Alright, so we have a question here from Tabasco. It says, for my video, what the notes mean, he responds like this. He says, “How do I know when to play a tie on guitar that I learned from a book” and he came to the section that teaches you how play a tie, but he doesn’t understand it.
Okay, you got to think of the tie as being—what do you call it, as being like a—by the way, let me show the chat here, I’m sorry. You got to think of the chat behind—wow sexyco, I haven’t seen you in a minute. You have to think of the tie as being a plus sign okay. So if you have two quarter notes and there’s a tie right here, okay, this quarter note obviously gets one beat, this quarter note gets another beat, right? But that when you see the tie, what it’s telling you is that you have to play it one beat plus an additional beat.

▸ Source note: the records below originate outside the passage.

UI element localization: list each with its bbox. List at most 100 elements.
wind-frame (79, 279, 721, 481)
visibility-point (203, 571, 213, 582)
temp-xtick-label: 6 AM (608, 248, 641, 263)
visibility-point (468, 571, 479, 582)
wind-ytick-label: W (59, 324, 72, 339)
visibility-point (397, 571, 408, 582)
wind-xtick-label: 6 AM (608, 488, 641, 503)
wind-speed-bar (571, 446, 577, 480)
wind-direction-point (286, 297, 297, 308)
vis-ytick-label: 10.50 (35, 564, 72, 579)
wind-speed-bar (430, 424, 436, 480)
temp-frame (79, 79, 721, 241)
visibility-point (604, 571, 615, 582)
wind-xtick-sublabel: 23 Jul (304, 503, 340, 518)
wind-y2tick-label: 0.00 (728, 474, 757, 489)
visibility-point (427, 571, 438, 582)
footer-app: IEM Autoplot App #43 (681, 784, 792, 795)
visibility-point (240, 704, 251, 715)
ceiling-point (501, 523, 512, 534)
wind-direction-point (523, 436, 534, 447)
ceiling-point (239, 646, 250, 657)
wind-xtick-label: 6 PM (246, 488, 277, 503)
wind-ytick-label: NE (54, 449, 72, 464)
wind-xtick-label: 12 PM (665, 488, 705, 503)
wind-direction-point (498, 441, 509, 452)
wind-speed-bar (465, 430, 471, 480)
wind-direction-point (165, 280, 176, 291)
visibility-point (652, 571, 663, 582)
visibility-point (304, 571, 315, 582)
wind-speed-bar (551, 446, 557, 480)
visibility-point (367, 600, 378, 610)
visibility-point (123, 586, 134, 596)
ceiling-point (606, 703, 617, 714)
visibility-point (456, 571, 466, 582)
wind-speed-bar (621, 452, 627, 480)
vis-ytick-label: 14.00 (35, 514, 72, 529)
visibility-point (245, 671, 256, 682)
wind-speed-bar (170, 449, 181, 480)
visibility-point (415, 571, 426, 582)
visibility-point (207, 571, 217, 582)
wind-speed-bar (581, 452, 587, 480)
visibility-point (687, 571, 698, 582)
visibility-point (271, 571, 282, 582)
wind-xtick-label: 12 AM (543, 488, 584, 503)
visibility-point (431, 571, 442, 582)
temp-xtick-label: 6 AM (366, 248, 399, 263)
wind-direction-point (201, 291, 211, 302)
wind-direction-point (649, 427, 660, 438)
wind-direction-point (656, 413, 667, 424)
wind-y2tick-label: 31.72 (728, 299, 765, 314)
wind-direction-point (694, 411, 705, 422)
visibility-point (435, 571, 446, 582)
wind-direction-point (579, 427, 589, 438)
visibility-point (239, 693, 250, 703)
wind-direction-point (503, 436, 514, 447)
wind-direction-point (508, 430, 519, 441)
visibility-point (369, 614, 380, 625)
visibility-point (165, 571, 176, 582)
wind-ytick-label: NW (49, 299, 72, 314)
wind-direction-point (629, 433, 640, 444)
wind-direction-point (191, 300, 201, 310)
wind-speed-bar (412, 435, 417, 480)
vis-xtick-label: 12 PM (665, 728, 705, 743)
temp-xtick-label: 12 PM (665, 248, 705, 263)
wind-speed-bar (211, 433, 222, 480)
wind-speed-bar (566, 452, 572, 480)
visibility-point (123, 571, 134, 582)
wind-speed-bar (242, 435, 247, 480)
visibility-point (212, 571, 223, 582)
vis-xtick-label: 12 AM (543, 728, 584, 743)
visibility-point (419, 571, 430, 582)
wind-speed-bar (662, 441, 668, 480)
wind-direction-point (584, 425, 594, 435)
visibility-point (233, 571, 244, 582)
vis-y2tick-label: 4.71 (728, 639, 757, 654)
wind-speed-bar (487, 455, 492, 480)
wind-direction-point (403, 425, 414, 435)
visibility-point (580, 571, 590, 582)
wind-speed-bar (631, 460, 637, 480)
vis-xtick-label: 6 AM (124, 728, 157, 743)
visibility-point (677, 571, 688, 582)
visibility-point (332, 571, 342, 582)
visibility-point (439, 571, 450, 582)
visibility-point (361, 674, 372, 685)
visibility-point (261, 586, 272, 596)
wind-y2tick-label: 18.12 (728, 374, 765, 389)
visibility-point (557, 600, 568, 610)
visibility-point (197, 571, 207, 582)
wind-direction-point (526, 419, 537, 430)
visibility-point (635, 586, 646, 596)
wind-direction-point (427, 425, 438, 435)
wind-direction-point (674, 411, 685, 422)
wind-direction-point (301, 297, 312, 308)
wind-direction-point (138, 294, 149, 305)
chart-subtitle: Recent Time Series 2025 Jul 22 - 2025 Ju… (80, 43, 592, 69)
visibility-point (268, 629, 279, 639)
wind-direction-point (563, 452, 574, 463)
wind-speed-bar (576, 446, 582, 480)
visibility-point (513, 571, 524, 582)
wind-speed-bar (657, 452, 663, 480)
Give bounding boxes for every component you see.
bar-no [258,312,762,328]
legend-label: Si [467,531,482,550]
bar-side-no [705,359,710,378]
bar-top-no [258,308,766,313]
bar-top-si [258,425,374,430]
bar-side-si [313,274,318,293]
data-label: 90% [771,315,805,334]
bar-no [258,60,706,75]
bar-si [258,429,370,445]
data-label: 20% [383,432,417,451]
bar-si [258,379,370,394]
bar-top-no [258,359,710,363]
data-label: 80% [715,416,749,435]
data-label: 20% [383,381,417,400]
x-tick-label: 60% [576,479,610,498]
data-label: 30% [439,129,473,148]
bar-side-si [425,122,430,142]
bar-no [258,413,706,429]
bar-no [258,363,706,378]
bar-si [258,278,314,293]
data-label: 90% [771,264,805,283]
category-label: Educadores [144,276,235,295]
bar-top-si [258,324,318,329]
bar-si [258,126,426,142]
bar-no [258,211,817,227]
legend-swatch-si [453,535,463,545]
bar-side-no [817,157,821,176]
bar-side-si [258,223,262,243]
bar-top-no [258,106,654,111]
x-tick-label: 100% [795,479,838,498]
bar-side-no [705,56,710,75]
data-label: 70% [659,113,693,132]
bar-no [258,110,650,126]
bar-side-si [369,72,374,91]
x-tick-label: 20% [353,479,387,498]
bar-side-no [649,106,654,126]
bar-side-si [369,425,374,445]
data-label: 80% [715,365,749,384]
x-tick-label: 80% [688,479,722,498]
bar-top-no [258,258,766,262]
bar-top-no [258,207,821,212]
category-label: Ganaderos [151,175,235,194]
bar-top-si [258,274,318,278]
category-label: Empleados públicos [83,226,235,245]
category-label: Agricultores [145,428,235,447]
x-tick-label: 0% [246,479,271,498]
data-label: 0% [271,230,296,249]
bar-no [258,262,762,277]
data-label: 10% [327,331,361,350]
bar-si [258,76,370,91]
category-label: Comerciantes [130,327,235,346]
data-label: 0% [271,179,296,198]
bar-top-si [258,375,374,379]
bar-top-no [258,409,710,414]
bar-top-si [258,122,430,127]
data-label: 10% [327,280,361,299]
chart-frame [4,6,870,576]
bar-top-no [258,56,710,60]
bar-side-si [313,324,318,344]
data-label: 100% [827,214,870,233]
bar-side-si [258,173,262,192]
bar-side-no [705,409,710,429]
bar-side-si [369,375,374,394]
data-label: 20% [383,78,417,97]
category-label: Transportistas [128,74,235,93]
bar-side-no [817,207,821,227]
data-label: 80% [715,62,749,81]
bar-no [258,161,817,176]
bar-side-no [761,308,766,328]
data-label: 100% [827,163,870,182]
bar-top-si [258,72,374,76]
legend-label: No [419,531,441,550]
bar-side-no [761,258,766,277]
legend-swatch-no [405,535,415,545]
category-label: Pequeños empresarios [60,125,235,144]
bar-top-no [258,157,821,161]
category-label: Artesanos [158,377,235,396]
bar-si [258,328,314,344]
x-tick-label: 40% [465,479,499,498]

So you are actually going to play these quarter notes combined for a total of two beats. So if you see note, an eighth note tied to a quarter note and maybe tied to another half note or something because maybe there’s a measure there, I don’t know, this is telling you to play for two beats plus one beat, plus a half beat. It’s telling you to play for three and half beats.
You just hold out for three and a half beats. It’s the same as having a quarter note tied to an eighth note, okay? And that’s how ties work. It’s just that simple. Now, there’s a difference though. You have two things. If a note is three, four, five, if a note is the same on the same line and there’s a tie and there’s a line right here, that’s a tie.
If the line—if the note rather is on a different line and the tie—and the line goes down, then what this is, this is called a slur and slurs are not ties. They have nothing to do with ties.
Ties are when you hold the note out, slurs are when you literally have the note played higher or lower through legato and that could either be through hammer-ons or pull-offs. Pull-offs are when they are lower; hammer-ons are when they’re higher. And legato means to play smooth, so you are playing smooth. You make it an overlapping, very smooth effect, not so much of a staccato but a legato—connected, okay? That’s what that is.
I hope that answers your question. I hope that answers a lot of your questions, everyone’s. That’s a great question.